What To Do When Your Car Overheats
Sssssss. Ssssssssss. Sssssssssssssssssssssssssssss.
If you’ve ever had a car that overheated, you know what this sound means.
This past week, I was leaving campus when my car decided to betray me. I say betray because we had made a deal — it would stop breaking down at least until after I graduated. But apparently my car didn’t get the memo.
So long story short, it took me two hours and 2 gallons of antifreeze to travel the 24 miles home (going to work wasn’t even possible that day — I never would have made it). Through this ordeal there were a lot of lessons learned, mostly over the phone, as I asked my dad what to do.

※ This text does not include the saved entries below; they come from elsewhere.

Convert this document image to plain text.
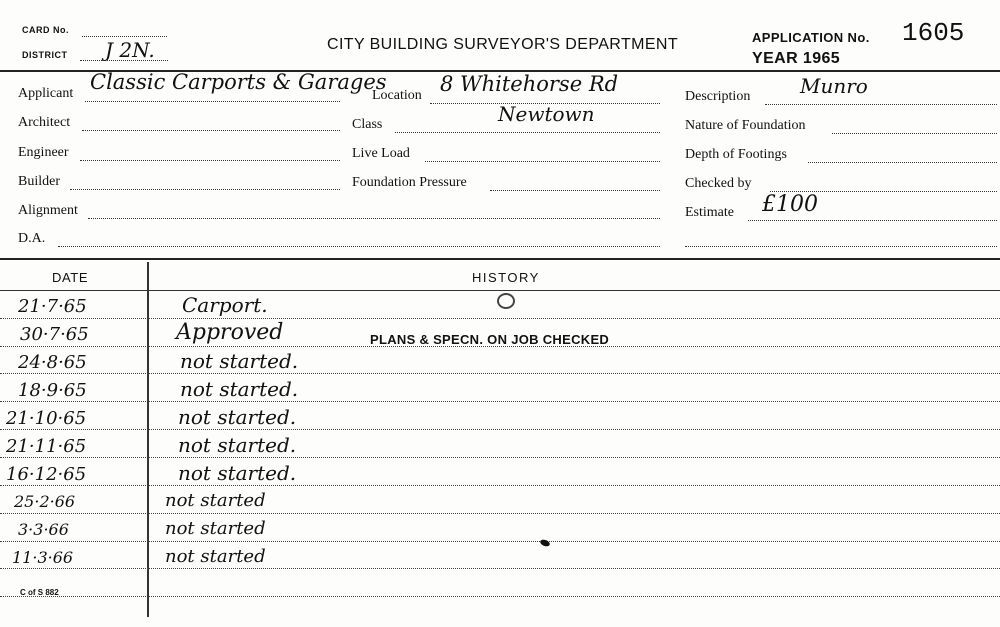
CARD No.
DISTRICT J 2N.	CITY BUILDING SURVEYOR'S DEPARTMENT	APPLICATION No. 1605
YEAR 1965
Applicant Classic Carports & Garages
Architect
Engineer
Builder
Alignment
D.A.
Location 8 Whitehorse Rd
Class	Newtown
Live Load
Foundation Pressure
Description Munro
Nature of Foundation
Depth of Footings
Checked by
Estimate £100
DATE	HISTORY
21·7·65	Carport.
30·7·65	Approved	PLANS & SPECN. ON JOB CHECKED
24·8·65	not started.
18·9·65	not started.
21·10·65	not started.
21·11·65	not started.
16·12·65	not started.
25·2·66	not started
3·3·66	not started
11·3·66	not started
C of S 882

Here’s what I learned from the experience:
Patience is Key
This is a very stressful situation, and if you aren’t mechanically inclined, well, you probably don’t know where your radiator is or what coolant (antifreeze) even is.
But the important thing is to not freak out and take a deep breath. Overwhelming yourself with stress won’t help you, and it only makes the whole experience worse.
Listen To Your Car
Whether it’s old or new, every car has a temperature gauge. It’s important to be alert of what is going on with your car.
When the temperature begins to rise, it will do so gradually, so you will have time to figure out what’s going on. Make a habit of checking the gauge on a regular basis while you are driving.
Steps To Deal With The Problem
- If you can pull over, do so. Allow the engine to cool down before checking coolant levels.
- Locate your radiator and VERY CAREFULLY remove the cap. Your engine is very hot and the radiator cap has a lot of pressure. If you open it too soon it can let out very hot steam or extremely hot coolant. The engine must be cool before you do this.
- Check the coolant levels. If it seems low, add coolant or water (only a temporary fix) until the coolant is at its highest level. Usually this can be the simple solution, but if the problem continues you might need to have it checked out by an expert.
- As you continue to drive, constantly check your temperature gauge. If the problem persists it might be an indication of a larger problem.
If the temperature is rising but it’s not at a dangerous level, you can also turn off your air conditioner, and in extreme cases, turn on the heater.
That might sound crazy, but it works. Having the heater on full-blast will take some of the heat off the engine. Just remember to roll down the windows. It might be an uncomfortable ride home, but it can help protect your engine from further damage.
If you are stuck in traffic, put the car in neutral or park and rev the engine a bit. This will allow the water and air to flow through the engine. If it’s stop-and-go, avoid constantly braking. Opt instead for a more of a creep-and-move-only-when-needed approach. Excessive breaking causes more friction on your engine.
It Happens To Everyone
Whether it happens to you once or 10 times, just remember everyone will go through this at least once. Cars aren’t perfect and sometimes they like to break down. Just remember to stay positive and relax. Not freaking out will make the whole experience a lot smoother so that it becomes just a bad moment that will soon be over.